Another question arises from the effect of citing so many absurd ordinances in the report. Do the authors see any place at all for “quality of life” laws? If pressed, they’d probably say yes. Communities need to toss stubborn scofflaws in jail as much as they need to provide resources that will support homeless people for whom jail is not the answer. But the authors are right to question the intelligence of punishing people for behavior like drinking in public when they don’t have homes. A homeless friend of mine with a severe, untreated mental illness, who like many in his condition tries to self-medicate his tormenting symptoms with beer, once asked me quite seriously after having been cited for an open-container violation, “Where else can I drink?”
I doubt that the authors would support his logic if housing were available and he turned it down. But I think they’d agree that being arrested can’t help him or other homeless people suffering from mental illnesses or addictions unless they’re detained as well as released amid adequate resources. My homeless alcoholic acquaintance Benjamin is terrified of rehab because after the agonies of withdrawal he fears he’ll be dumped back on the streets, homeless again.

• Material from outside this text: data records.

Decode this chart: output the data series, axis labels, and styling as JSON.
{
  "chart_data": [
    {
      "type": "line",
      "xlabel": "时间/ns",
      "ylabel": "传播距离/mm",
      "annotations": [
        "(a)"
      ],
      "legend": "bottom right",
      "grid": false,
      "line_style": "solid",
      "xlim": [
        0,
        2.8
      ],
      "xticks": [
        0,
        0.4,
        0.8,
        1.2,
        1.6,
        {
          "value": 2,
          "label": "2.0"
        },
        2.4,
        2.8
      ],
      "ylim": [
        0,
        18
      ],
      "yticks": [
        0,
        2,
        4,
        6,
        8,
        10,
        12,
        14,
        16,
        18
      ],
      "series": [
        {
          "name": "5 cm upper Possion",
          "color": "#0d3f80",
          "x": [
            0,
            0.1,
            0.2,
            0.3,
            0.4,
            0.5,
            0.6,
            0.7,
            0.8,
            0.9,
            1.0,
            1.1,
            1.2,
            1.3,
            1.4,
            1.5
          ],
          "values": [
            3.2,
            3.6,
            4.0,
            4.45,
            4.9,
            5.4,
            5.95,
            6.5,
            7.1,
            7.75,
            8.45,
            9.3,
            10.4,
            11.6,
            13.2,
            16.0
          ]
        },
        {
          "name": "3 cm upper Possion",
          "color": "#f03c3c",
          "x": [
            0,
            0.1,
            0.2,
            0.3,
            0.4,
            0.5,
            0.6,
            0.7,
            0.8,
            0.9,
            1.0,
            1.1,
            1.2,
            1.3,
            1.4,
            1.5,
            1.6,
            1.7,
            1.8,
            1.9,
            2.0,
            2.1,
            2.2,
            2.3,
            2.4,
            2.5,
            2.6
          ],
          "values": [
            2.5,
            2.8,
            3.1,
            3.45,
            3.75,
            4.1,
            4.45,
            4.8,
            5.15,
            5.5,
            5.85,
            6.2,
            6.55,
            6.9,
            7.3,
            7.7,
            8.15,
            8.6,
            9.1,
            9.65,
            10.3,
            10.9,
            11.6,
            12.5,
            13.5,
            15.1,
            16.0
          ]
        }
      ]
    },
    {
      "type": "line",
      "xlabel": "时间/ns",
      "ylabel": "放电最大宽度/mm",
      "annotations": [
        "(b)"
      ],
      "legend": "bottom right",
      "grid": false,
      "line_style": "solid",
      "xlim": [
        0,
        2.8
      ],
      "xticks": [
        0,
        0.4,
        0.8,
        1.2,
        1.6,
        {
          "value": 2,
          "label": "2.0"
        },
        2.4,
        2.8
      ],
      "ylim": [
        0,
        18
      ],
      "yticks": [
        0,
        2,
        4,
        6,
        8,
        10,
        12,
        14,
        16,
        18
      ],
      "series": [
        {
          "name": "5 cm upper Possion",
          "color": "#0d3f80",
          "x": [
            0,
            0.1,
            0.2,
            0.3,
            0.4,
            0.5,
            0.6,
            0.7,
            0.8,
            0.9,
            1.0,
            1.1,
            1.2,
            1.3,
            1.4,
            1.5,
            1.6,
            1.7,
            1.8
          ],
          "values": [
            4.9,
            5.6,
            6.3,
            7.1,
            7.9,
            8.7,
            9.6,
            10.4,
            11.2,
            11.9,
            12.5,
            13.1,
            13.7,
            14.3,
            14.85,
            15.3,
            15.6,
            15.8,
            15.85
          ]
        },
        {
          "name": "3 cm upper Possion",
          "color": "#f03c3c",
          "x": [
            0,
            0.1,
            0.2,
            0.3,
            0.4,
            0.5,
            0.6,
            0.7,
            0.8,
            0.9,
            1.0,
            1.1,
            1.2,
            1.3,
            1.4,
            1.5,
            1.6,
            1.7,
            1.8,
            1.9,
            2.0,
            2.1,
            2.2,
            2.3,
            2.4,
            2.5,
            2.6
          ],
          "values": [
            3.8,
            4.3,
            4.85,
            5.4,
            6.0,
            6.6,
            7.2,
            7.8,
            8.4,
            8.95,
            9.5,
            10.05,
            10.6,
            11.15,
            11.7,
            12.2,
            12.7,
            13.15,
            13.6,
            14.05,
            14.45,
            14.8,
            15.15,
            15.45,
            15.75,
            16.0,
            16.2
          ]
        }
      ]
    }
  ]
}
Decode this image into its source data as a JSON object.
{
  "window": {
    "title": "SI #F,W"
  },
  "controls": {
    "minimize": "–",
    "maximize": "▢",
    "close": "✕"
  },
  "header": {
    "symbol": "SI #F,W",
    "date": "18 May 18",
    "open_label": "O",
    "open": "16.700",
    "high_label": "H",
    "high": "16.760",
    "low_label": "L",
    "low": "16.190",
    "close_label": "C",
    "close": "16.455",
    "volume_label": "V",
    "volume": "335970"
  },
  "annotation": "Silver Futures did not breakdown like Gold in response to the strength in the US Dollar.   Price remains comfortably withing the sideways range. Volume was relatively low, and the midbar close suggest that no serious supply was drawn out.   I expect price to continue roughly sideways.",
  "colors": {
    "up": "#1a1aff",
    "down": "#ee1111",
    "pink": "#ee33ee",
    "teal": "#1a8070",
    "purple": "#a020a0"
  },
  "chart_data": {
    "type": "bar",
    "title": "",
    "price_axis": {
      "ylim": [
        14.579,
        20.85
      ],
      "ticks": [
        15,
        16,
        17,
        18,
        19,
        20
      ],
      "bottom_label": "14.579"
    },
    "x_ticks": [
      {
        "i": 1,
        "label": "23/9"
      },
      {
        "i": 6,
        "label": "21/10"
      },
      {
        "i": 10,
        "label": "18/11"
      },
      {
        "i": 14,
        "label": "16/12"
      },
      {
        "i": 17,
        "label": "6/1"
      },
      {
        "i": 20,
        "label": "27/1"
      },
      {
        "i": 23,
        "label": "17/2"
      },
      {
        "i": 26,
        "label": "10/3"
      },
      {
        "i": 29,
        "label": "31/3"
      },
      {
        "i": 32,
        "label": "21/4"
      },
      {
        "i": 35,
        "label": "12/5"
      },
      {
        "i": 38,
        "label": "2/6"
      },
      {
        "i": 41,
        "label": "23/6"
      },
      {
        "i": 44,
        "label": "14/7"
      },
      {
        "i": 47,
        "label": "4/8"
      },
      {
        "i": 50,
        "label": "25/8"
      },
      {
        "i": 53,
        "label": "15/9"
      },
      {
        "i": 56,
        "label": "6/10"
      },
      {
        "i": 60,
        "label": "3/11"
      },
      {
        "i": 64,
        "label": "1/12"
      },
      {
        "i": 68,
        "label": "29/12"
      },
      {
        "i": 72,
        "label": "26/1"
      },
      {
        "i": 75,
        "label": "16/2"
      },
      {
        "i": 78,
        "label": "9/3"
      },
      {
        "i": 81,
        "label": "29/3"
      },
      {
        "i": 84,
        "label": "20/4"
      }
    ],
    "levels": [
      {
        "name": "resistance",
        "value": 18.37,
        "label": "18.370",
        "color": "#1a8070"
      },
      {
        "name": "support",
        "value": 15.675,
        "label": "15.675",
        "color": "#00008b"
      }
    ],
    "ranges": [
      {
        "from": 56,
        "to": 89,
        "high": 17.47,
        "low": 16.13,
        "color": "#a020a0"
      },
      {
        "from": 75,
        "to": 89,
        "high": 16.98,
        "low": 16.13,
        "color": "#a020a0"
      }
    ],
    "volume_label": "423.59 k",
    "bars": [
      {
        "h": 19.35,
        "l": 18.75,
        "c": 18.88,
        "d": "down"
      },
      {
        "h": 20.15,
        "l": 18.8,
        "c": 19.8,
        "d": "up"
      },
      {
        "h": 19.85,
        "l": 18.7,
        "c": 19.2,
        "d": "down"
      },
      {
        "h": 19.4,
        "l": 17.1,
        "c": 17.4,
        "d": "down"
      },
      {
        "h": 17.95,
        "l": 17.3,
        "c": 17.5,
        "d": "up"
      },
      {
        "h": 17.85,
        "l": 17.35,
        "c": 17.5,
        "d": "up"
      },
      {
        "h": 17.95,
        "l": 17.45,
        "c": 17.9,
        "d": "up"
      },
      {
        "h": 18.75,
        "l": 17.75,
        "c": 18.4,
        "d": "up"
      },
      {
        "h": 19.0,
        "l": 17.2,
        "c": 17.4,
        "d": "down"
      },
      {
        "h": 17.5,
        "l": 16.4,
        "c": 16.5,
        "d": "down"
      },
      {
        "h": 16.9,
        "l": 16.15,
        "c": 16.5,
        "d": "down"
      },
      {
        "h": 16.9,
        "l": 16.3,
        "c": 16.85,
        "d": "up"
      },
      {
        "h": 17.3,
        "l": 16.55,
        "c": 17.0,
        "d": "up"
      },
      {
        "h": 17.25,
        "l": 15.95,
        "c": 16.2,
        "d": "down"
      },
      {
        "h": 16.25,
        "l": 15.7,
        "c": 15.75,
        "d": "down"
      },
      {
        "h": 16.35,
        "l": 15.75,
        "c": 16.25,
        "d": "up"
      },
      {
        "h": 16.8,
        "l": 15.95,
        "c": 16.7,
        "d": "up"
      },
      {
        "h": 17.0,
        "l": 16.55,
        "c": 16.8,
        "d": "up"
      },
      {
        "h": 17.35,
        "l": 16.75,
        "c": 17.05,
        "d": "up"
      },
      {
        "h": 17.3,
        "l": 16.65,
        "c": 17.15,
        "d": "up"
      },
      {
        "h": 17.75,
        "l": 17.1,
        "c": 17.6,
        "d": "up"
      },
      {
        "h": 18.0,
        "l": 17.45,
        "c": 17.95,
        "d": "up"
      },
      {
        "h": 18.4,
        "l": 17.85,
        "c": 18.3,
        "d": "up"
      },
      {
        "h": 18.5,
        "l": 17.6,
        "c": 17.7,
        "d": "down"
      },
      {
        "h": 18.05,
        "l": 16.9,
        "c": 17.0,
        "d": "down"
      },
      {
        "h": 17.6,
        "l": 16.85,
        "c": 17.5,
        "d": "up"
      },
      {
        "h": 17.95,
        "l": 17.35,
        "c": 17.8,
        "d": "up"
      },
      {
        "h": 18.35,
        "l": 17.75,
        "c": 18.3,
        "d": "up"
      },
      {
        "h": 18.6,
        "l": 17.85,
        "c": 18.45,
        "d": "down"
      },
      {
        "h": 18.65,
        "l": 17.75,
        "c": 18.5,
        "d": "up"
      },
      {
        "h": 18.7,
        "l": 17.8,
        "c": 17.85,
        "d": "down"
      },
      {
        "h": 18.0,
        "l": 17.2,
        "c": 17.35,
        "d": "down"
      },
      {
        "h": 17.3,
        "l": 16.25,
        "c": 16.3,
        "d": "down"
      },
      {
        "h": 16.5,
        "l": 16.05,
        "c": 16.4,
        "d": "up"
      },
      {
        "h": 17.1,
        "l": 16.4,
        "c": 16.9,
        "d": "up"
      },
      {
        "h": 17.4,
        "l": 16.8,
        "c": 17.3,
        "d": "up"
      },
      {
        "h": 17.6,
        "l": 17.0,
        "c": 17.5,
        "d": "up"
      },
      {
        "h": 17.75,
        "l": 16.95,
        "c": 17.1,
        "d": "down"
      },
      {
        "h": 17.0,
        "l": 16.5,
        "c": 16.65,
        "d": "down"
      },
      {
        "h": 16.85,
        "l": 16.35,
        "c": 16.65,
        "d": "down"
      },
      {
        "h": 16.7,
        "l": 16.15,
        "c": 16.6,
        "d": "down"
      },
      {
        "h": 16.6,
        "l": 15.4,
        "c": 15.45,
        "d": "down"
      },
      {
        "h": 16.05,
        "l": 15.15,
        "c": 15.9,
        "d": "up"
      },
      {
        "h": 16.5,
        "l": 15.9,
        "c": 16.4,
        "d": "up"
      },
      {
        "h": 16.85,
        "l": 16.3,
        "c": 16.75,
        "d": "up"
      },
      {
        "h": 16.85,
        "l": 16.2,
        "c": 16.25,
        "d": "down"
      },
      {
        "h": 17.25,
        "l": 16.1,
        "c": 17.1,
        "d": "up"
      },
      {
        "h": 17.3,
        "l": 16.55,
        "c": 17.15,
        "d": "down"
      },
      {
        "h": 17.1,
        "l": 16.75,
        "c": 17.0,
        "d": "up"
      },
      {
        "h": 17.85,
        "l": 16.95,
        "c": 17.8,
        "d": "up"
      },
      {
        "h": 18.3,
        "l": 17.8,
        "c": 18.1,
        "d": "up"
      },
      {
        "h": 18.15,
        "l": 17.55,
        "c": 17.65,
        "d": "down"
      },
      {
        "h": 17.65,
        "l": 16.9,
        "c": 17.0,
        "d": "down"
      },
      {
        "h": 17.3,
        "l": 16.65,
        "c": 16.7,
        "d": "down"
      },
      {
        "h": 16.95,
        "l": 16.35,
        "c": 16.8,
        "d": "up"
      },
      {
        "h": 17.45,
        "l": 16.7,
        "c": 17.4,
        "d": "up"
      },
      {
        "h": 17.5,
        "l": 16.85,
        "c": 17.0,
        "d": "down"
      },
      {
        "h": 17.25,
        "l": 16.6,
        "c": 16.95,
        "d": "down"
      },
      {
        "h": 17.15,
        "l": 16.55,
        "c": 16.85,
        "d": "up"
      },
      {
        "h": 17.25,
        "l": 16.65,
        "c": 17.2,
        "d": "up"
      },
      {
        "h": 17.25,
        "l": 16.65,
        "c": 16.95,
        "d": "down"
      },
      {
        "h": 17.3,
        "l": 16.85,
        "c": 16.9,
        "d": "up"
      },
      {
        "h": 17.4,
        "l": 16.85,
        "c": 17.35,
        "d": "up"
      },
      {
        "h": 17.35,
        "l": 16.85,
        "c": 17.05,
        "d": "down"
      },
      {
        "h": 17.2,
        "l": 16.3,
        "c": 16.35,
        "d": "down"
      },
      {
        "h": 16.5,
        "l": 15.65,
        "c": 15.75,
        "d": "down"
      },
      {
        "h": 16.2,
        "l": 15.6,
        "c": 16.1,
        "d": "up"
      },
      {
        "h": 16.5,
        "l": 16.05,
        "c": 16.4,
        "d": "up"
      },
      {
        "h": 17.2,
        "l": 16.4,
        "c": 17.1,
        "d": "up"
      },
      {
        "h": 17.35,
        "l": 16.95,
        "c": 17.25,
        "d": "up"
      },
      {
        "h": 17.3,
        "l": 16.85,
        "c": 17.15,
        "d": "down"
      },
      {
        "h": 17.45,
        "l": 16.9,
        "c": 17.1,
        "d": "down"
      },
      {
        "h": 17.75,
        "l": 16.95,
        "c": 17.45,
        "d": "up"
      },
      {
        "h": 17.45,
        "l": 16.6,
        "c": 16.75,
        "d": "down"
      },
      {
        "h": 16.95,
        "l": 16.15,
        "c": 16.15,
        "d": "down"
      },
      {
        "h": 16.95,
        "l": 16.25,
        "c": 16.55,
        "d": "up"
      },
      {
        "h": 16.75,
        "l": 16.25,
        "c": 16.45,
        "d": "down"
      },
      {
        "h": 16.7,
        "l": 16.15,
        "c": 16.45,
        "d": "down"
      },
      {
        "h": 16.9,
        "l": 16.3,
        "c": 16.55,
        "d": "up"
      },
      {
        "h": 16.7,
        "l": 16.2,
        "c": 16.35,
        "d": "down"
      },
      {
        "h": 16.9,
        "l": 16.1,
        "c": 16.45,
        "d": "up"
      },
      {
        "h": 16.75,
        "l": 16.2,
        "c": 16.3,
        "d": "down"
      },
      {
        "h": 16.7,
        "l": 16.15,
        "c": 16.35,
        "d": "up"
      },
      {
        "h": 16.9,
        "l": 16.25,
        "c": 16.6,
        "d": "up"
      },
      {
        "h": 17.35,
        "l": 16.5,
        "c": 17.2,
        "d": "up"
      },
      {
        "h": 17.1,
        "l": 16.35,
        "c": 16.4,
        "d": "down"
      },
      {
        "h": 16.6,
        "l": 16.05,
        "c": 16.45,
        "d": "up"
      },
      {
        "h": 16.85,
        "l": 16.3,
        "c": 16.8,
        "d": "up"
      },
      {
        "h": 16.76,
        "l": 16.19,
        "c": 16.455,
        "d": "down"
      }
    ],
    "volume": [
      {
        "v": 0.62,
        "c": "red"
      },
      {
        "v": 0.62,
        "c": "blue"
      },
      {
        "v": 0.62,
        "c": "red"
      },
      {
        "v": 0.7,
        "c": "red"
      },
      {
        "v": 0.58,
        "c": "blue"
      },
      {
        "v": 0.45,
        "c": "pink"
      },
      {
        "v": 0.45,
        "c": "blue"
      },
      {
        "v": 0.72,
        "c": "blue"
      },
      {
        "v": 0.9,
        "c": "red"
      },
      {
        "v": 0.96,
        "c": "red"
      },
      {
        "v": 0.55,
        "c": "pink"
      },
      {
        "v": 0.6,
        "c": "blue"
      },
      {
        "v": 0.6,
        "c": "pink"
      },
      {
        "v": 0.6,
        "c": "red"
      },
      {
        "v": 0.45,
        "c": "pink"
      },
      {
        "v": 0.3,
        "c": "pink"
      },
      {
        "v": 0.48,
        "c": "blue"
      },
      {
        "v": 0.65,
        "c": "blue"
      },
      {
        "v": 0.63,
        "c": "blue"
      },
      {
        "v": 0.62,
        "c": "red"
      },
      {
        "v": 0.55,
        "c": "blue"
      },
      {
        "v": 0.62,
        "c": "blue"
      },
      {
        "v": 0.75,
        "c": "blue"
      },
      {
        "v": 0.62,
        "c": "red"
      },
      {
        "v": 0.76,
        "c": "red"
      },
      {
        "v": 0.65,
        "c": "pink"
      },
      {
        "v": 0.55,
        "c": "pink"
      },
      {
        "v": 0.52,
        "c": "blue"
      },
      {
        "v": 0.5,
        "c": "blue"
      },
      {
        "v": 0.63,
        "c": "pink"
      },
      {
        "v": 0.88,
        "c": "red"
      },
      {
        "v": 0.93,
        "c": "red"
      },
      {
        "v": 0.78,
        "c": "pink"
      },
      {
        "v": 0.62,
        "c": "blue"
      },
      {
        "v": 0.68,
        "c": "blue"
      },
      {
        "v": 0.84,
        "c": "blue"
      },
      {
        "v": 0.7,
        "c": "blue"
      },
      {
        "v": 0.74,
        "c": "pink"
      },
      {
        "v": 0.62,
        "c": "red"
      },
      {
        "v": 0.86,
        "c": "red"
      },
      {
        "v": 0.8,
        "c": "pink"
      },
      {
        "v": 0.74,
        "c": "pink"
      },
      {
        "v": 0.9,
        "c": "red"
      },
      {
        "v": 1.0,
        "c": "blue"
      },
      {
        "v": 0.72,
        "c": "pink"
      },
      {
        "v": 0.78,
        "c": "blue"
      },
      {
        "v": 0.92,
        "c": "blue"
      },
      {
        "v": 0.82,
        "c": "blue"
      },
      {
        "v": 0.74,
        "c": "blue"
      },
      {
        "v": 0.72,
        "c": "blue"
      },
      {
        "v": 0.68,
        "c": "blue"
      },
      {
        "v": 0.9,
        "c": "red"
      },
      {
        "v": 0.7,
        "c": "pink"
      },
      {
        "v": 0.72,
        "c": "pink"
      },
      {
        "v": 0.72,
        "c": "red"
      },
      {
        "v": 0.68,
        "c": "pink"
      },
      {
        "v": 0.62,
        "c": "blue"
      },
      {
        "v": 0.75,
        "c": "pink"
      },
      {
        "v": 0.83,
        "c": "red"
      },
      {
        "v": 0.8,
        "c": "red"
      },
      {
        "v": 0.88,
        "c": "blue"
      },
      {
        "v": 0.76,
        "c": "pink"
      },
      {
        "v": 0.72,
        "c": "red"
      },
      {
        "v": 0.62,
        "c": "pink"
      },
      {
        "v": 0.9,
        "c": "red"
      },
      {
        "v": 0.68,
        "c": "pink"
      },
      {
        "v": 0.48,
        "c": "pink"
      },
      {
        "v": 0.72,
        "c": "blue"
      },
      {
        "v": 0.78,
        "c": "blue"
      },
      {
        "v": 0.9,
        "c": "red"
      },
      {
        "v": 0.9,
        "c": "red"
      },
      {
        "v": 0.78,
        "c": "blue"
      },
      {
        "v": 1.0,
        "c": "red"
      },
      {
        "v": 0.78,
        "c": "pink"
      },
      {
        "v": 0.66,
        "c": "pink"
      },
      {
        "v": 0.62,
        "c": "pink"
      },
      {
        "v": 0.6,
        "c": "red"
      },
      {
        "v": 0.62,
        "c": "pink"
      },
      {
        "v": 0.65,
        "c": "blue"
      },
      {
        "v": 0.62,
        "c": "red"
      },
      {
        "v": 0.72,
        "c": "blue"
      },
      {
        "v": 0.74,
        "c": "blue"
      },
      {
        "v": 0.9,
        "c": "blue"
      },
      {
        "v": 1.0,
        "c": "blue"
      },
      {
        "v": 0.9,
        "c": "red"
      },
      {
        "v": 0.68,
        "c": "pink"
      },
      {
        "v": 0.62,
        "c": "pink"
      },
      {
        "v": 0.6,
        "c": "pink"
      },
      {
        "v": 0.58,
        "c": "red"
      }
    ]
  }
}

Presently he camps near Green Lake unmolested by the authorities.
Similarly, a relative of mine with schizophrenia was rescued after jumping off a bridge into the Willamette River one winter night, but after two weeks in a psych ward he was out on the streets again, suicidal, collecting open-container violations and refusing psychiatric treatment because his sickness tells him he’s not sick. Both young men could benefit from arrests that steered them toward help. But they need extended help, and American adults can’t legally be forced into treatment unless they’re shooting somebody or diving in front of a train.
In sum, without a structure of resources to house and adequately care for our most vulnerable citizens, the public dollars spent on penalizing homeless people for “quality of life” offenses can’t benefit the public’s quality of life. It’s a tangle of painful problems that Tim Burgess’s proposed legislation, however attractive and reasonable it seems at first glance, doesn’t begin to address.